「それにしても、……ここって、やっぱり死後の世界なんですか?」
晴子は、かつての同僚がいたことにホッとし、先ず現状把握に努めようとした。
「オマエさんは、ここをどこだと思うんだい?」
「そうですねぇ、冥界、……それとも雲でふわふわしているから、天界ですかねぇ?」
「さすがの洞察力だな、ここは天界だよ。大抵の者は、自分が死んだとも気付かないでこっちにきて、皆大慌てだというのに、……キミときたら、極めて冷静に、自身の現状把握を最優先にしているんだからね」
なるほど。私がこれからお会いするのは冥府の王ではなく、天界の神々のひと柱か、と晴子は即座に判断する。

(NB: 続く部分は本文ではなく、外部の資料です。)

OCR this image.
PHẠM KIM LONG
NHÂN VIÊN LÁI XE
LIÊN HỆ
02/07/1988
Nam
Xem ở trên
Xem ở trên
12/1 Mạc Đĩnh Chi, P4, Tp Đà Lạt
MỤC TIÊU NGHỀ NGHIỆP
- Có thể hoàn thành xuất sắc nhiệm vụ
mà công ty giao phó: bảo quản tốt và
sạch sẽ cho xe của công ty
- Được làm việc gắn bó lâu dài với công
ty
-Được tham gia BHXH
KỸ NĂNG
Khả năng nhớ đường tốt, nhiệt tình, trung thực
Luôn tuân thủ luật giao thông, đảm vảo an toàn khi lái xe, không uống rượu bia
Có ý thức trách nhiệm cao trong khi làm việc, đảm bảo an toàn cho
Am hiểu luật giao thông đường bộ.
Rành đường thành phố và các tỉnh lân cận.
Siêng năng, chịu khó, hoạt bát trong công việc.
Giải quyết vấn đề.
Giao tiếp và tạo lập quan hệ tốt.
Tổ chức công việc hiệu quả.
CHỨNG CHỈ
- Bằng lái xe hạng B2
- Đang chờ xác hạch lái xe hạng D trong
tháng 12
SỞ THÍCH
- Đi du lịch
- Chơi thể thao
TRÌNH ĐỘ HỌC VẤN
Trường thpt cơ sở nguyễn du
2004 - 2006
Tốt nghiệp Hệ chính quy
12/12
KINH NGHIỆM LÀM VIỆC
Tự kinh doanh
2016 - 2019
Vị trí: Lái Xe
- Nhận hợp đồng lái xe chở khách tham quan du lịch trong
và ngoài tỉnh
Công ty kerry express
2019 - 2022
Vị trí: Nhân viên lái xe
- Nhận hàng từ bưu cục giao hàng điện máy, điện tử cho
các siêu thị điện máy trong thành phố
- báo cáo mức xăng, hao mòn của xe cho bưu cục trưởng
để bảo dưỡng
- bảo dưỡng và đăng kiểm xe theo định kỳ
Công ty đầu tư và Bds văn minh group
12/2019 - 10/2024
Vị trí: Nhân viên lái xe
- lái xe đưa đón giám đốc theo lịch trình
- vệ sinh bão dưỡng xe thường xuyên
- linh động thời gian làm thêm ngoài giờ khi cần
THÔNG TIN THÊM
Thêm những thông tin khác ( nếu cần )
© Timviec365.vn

晴子は、在りし日の同僚の姿を思い出す。急な会議のたびに、徹夜で資料整理を手伝ってくれる穏やかな人物だった。
こういう稀有な人物が、私と同じく殺される羽目になる現世に、晴子は少しだけ嫌気が差した。
「もう、……私達は苦しまなくていいんですよね?」
「そうだなぁ、……でもね、我々のいた苦界も、今思えば懐かしい気がするよ」
「……、まぁそうですけど」
晴子と同僚の男性は、雲海のような世界をゆっくりと進んでいく。時折霧の隙間から青空が見え、眩いばかりの陽光が2人を照らしていく。
これは素晴らしい眺めだと、晴子は素直に感心した。
しばらくして、少しずつだけど霧が晴れてきた。すると、200メートル程先の方に、石造の屋根付きの舞台のような、大きな建築物が見えてきた。
「おぉ~っ、漸く見えてきた。オマエさんも、あの建物を見てお台場のアレを思い出しただろ? まぁ、中も実際あんな感じらしいぞ!」
「まだ、……入ったことはないんですか?」
「あぁっ。オレには、その資格がないんだ」
「……」
かつての同僚によると、ここが神様のいらっしゃる神殿なのだという。
そのままエントランスまで2人は進んでいくと、広い構内は照明器具もなしに調光が整えられ、室温も程よく快適な様子。竪琴の優しい音色が、晴子の耳に心地良く届いてくる。
「ここから先は悪いが、オマエさん一人でいってくれ。オレ程度の者では、とてもお会いすることの叶わない位階にある神様とだけ伝えておく」
「あなたとは、もう少しお話をしたかったのですが」
「ハハハッ、そう言ってくれるな。まぁここでお別れだ。目の覚めるような美人のオマエさんに、オレも最後に会えて嬉しかったよ」
「そんなに褒めても何も出ませんよ。ですが、再びお会いできて私も嬉しかったです。またいつの日か、……お会いできることを願っております」
そう言って2人は固く握手すると、晴子だけ奥の広間に進んでいく。